The shipwrecks rewriting ancient history

By 264BC, that rivalry began to centre on Sicily. The west of the island had been controlled by Carthage for centuries, while the east was occupied by Greek communities. A small group of mercenaries, known as the Mamertines, had a foothold in the city of Messana (modern-day Messina). In an ongoing dispute with the Greeks at Syracuse, the Mamertines asked both Carthage and Rome for support. Both obliged, moves that ultimately disrupted the delicate power balance in the region and triggered what would become a 23-year war.

While Rome had a stronger military force, they had largely fought on land, says Oliveri: “At the start of their expansion, they didn’t feel the need to have a fleet of ships and were not prepared for this naval war.” The Carthaginians, in contrast, had a large commercial fleet of ships that they could quickly convert for military use.

For both sides, the bronze rostrums – also known as naval rams – at the ships’ prows were the primary naval weapons. Weighing hundreds of kilograms, they could cause considerable damage when they hit the enemy boat. In some cases, the aim would be to sink the ship. In others, the rostrum would jam the oars so that the enemy ship could not escape as the soldiers took it over and plundered its resources.

The years of war proved to be extremely punishing to both the Carthaginians and the Romans. “It was very costly, both in terms of human life and economically,” says Oliveri. “In the last phase Rome even had to ask for a loan from the most well-to-do families to arm the fleet and build new boats.”

The last battle took place around the Aegadian Islands off the western coast of Sicily, when Romans intercepted ships carrying much-needed supplies to Carthaginian troops caught in a siege on Monte Erice.
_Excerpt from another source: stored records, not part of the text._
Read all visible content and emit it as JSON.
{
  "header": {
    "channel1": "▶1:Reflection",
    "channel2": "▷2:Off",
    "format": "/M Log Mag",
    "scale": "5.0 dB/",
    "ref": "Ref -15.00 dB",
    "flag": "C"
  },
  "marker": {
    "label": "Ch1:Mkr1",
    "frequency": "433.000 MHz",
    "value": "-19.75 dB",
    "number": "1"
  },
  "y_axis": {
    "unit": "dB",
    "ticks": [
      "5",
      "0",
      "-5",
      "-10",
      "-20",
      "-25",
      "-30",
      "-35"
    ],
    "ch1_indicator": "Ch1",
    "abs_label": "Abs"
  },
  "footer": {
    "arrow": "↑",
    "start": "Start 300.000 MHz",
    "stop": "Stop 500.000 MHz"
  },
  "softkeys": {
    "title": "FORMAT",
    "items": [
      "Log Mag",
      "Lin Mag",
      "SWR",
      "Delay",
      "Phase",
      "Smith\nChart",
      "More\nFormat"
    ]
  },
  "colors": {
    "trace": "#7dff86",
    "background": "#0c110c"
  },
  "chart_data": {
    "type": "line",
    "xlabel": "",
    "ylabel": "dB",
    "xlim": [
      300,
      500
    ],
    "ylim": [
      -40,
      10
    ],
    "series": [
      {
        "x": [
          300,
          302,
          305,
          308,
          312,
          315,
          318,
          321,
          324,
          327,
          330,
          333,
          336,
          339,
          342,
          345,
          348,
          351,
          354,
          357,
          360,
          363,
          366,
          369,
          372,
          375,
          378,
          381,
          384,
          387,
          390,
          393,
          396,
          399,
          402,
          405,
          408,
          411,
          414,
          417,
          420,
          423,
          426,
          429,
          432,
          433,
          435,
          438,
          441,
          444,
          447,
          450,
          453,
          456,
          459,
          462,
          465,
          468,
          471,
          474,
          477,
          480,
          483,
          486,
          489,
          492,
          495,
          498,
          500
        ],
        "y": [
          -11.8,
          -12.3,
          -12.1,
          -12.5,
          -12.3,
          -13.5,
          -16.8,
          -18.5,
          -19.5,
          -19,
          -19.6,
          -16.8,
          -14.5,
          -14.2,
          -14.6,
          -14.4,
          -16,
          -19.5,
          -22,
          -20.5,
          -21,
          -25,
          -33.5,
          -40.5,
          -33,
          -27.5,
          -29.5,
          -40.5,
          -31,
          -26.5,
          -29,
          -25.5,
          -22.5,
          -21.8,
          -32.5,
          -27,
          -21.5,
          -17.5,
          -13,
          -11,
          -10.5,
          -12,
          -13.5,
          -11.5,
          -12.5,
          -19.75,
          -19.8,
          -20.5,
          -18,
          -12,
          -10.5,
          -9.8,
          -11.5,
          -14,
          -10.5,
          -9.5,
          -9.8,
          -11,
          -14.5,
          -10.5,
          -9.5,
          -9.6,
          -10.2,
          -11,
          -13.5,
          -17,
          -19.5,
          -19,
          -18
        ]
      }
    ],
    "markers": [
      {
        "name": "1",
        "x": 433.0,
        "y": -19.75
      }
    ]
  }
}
The exhausted army had no choice but to surrender. “And Sicily became Roman,” Oliveri says.

Oliveri says that many factors – including the strength and direction of the wind – contributed to the Roman victory, and world history may have been very different if the Carthaginians had instead triumphed. “Rome could have been limited to the Italian peninsula, while Carthage would have established more new colonies surrounding the Mediterranean – arriving, to the east, at the edge of the Persian Empire.” If they had not been weakened, they might have even extended their sphere of influence northwards, she suggests – perhaps as far as Britain.

Blood-red rocks

For millennia, the primary account of this world-changing battle had been the work of the Greek historian Polybius, writing in the 2nd Century BC. Unfortunately, he was rather vague on some of the essential details, such as where exactly it took place. “We were handed down a narrative that certainly cited the Aegadian Islands, but it didn’t specify the precise location,” explains Maurici.